The 1935 SABENA Savoia-Marchetti S.73 crash occurred on 10 December 1935 when Savoia-Marchetti S.73 OO-AGN of Belgian airline SABENA crashed at Tatsfield, Surrey, England, while on an international scheduled flight from Brussels Airport Haren, Belgium to Croydon Airport, United Kingdom. All eleven passengers and crew were killed.

==Aircraft==
The accident aircraft was Savoia-Marchetti S.73 OO-AGN, c/n 30004. The aircraft had entered service on 6 May 1935.

==Accident==

The aircraft was operating an international scheduled service from Haren Airport in Brussels to Croydon, the main airport of London. Between 16:30 and 17:00 GMT, the aircraft crashed into the large garden of a house Mosscroft, Kemsley Road, Tatsfield, close to its aerial beacon and north of the village towards Biggin Hill. The aircraft crashed into the north-sloping hillside at about 500 ft, 140 ft below the top of the hill. Witnesses who heard the aircraft in flight stated that the engines were not running smoothly. Other aircraft flying that night had encountered icing of their wings. All eleven people on board were killed in the accident. Police and ambulances from Biggin Hill, Oxted and Tatsfield attended. It was the early hours of 11 December before all the victims' bodies had been recovered. A number of sightseers looted portions of the wreckage for souvenirs, which was criticised by Major Cooper, the Air Ministry inspector in charge of the investigation into the accident. Evidence given at the inquest indicated that the aircraft had stalled, with the engines not at full power at the time of the accident. Carburettor icing was ruled out as a cause of the accident.

A temporary mortuary was set up in St Lawrence's Church, Caterham. Identification of all victims was by means of passports and other identity papers they were carrying. The inquest into the deaths of the victims opened in Caterham on 16 January 1936. Evidence was given that the pilot was experienced, having been employed by SABENA since 1927. No distress calls had been made by radio. Verdicts of "accidental death" were returned in all cases.

==Casualties==
Among the casualties was British engineer and tank designer Sir John Carden, joint owner of aircraft manufacturer Carden-Baynes, and a director of Vickers-Armstrongs. Another victim was Eugène Samyn, 48-year-old, textile manufacturer, on a business trip to London.

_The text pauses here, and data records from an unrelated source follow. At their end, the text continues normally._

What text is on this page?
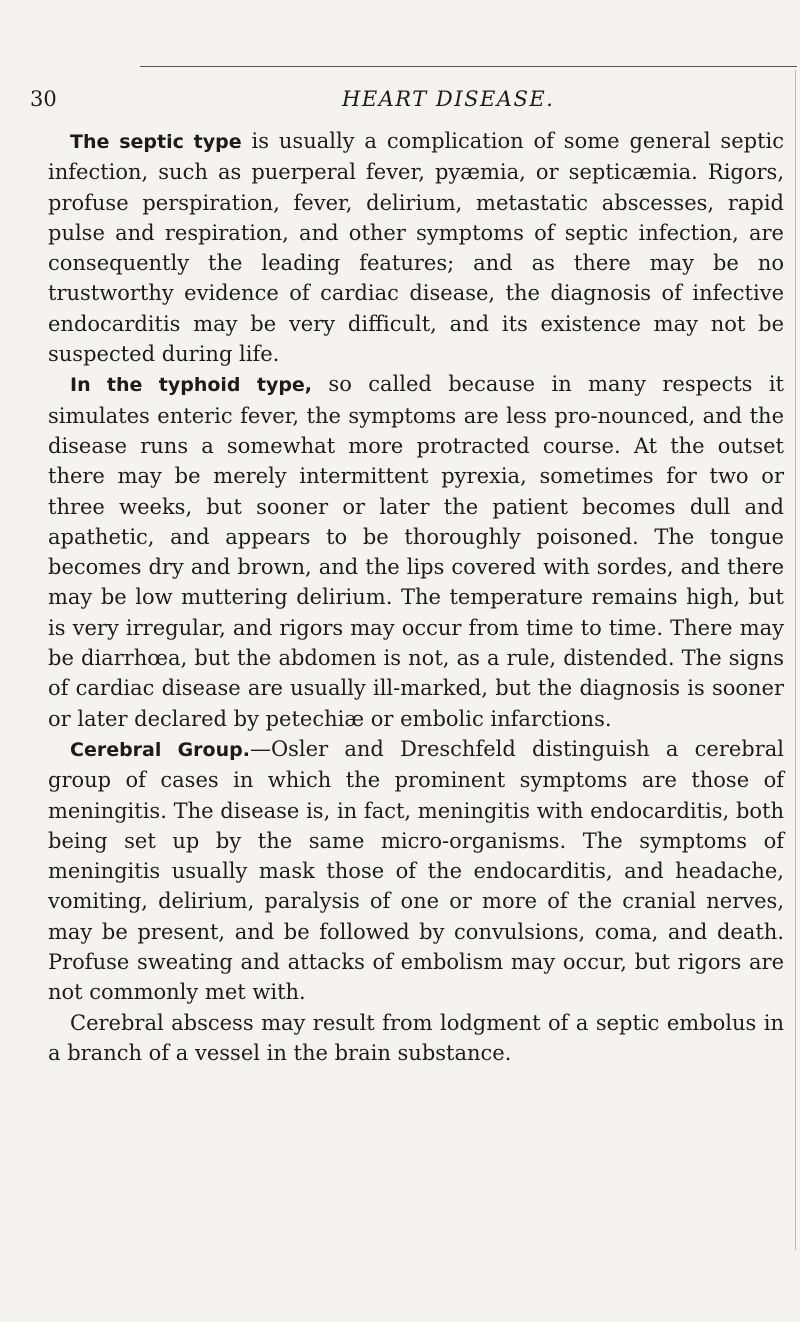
30	HEART DISEASE.

The septic type is usually a complication of some general septic infection, such as puerperal fever, pyæmia, or septicæmia. Rigors, profuse perspiration, fever, delirium, metastatic abscesses, rapid pulse and respiration, and other symptoms of septic infection, are consequently the leading features; and as there may be no trustworthy evidence of cardiac disease, the diagnosis of infective endocarditis may be very difficult, and its existence may not be suspected during life.

In the typhoid type, so called because in many respects it simulates enteric fever, the symptoms are less pro-nounced, and the disease runs a somewhat more protracted course. At the outset there may be merely intermittent pyrexia, sometimes for two or three weeks, but sooner or later the patient becomes dull and apathetic, and appears to be thoroughly poisoned. The tongue becomes dry and brown, and the lips covered with sordes, and there may be low muttering delirium. The temperature remains high, but is very irregular, and rigors may occur from time to time. There may be diarrhœa, but the abdomen is not, as a rule, distended. The signs of cardiac disease are usually ill-marked, but the diagnosis is sooner or later declared by petechiæ or embolic infarctions.

Cerebral Group.—Osler and Dreschfeld distinguish a cerebral group of cases in which the prominent symptoms are those of meningitis. The disease is, in fact, meningitis with endocarditis, both being set up by the same micro-organisms. The symptoms of meningitis usually mask those of the endocarditis, and headache, vomiting, delirium, paralysis of one or more of the cranial nerves, may be present, and be followed by convulsions, coma, and death. Profuse sweating and attacks of embolism may occur, but rigors are not commonly met with.

Cerebral abscess may result from lodgment of a septic embolus in a branch of a vessel in the brain substance.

Dutch middleweight boxing champion Florend Willems was scheduled to be on the flight. Instead, he decided to travel by boat. He was due to fight Jack Hyams in Stepney on 11 December.

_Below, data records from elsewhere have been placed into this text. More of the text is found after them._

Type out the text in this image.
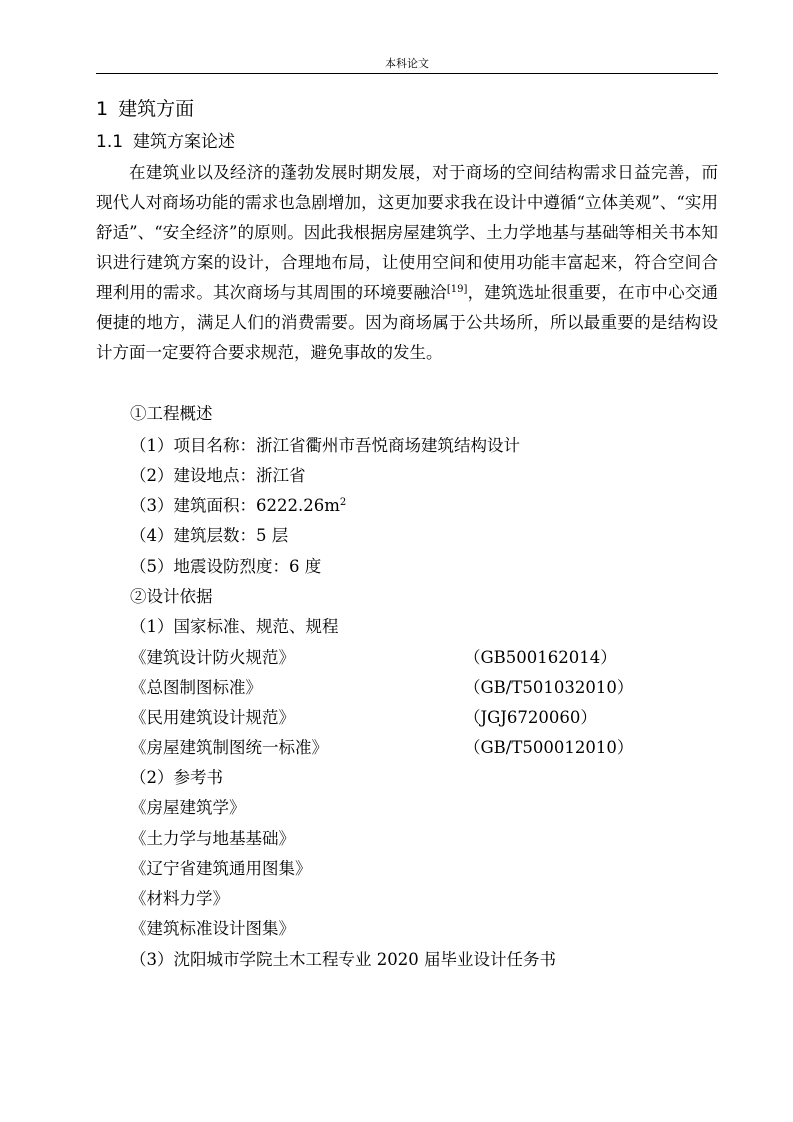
本科论文
1 建筑方面
1.1 建筑方案论述

在建筑业以及经济的蓬勃发展时期发展，对于商场的空间结构需求日益完善，而现代人对商场功能的需求也急剧增加，这更加要求我在设计中遵循“立体美观”、“实用舒适”、“安全经济”的原则。因此我根据房屋建筑学、土力学地基与基础等相关书本知识进行建筑方案的设计，合理地布局，让使用空间和使用功能丰富起来，符合空间合理利用的需求。其次商场与其周围的环境要融洽[19]，建筑选址很重要，在市中心交通便捷的地方，满足人们的消费需要。因为商场属于公共场所，所以最重要的是结构设计方面一定要符合要求规范，避免事故的发生。

①工程概述
（1）项目名称：浙江省衢州市吾悦商场建筑结构设计
（2）建设地点：浙江省
（3）建筑面积：$6222.26m^2$
（4）建筑层数：5 层
（5）地震设防烈度：6 度
②设计依据
（1）国家标准、规范、规程
《建筑设计防火规范》	（GB500162014）
《总图制图标准》	（GB/T501032010）
《民用建筑设计规范》	（JGJ6720060）
《房屋建筑制图统一标准》	（GB/T500012010）
（2）参考书
《房屋建筑学》
《土力学与地基基础》
《辽宁省建筑通用图集》
《材料力学》
《建筑标准设计图集》
（3）沈阳城市学院土木工程专业 2020 届毕业设计任务书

| Nationality | Crew | Passengers | Total |
|---|---|---|---|
| Belgian | 4 | 1 | 5 |
| English | – | 6 | 6 |
| Total | 4 | 7 | 11 |

==Investigation==
The final report into the accident concluded that pilot error was the main cause, with weather a contributory factor. The pilot had become lost and stalled while trying to execute a sharp climbing turn, possibly in an effort to avoid flying into terrain. When the aircraft stalled, the passengers would have been thrown forwards, which might have made recovery from the stall harder.